How replacer is constructed: https://github.com/html-to-text/node-html-to-text/blob/2b18dacdaa5a356afe24487e4ba12556be1376f3/packages/base/src/index.js#L164-L185 The reason to encode characters is to produce a guaranteed valid regex without worrying about specific escape rules. I can potentially encode whole keys - that should make it work with smileys. There is one caveat though - it won't be obvious to the programmer, but the order of keys becomes important: if there is any key that is a substring of another key (or can partially overlap another key) - it should not appear first. That includes basic and compound emojis. Perhaps, I can sort the entries array by the key length (descending) to avoid the risk of substrings matching first. But the risk of partial overlap remains, even if less likely in practice. That would also make the name encodeCharacters inaccurate to what it does.

I may go for it once I see more practical demand.

For now, replacing smileys can be safely done after conversion, because it is less likely to mess with text markup. The only issue there is that wordwrap length might not be respected afterwards. (In fact, the line length is computed based on string length and can be miscounted in opposite way for compound emojis.)

KillyMXI commented 1 year ago

Now I figured that, while taking one character is sufficient for my purpose, with a bit more effort I can get and encode the first code point. Sounds like a right thing to do. Coincidentally, it will make it work for many emojis. But not for compound ones.

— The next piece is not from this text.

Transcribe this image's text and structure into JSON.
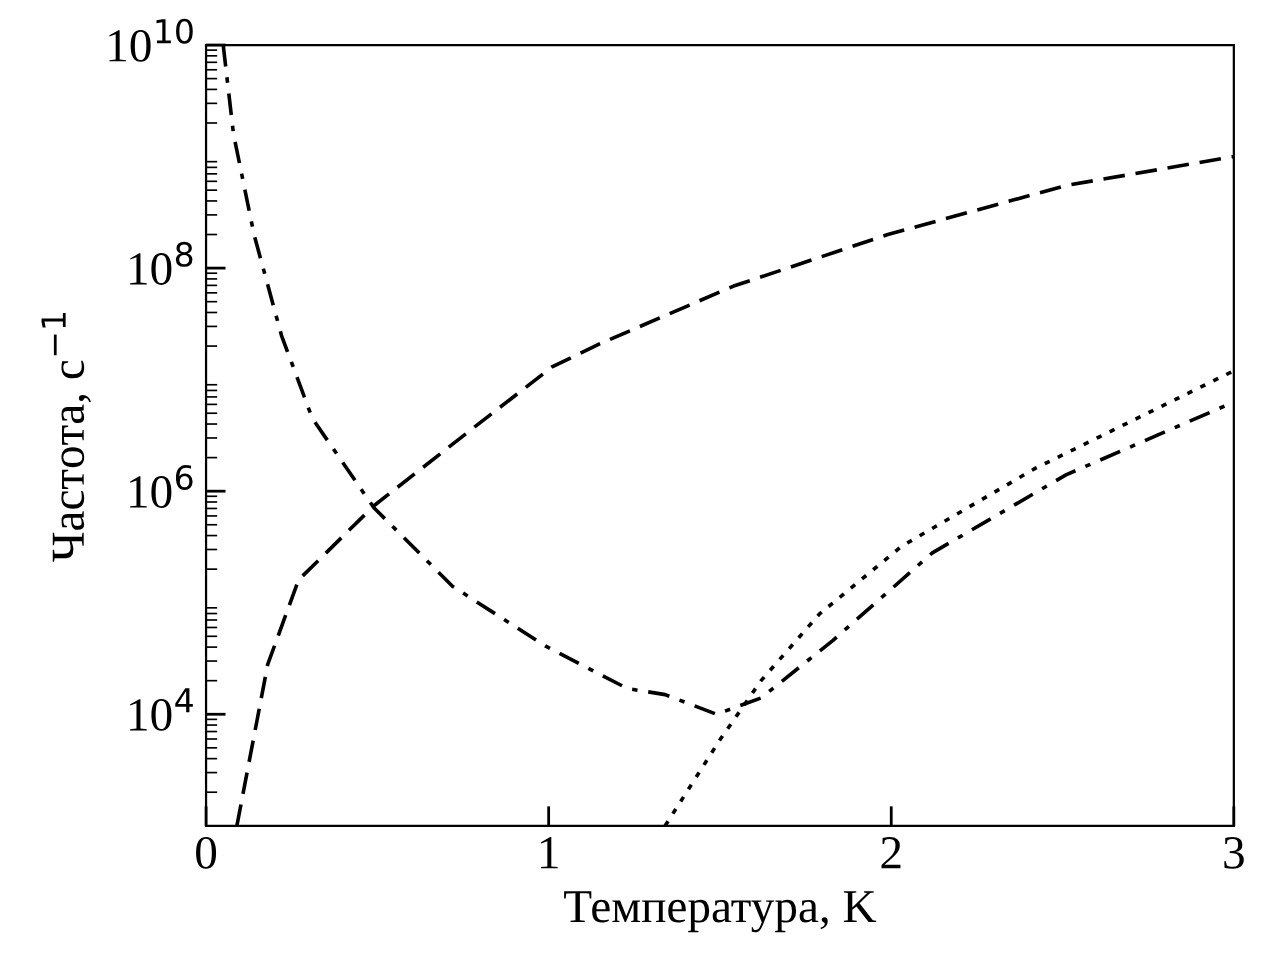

After switching to Node 16 next year, it will be possible to apply Intl.Segmenter to the dictionary keys to get the first symbol. That might solve it for all emojis without noticeable performance impact.

The risk of replacing a part of a compound emoji if only that part was specified in the dictionary - remains either way. Not sure this is fixable.

image

KillyMXI commented 1 year ago

I published 9.0.2 with the change. Now it takes the first code point.

While at it, I also allowed values in the dictionary to be string | false - this is mainly for html to md package that will come with some defaults, to make a cleaner way to disable them.

webstech commented 1 year ago

Thank you very much. It is working. I appreciate the quick response.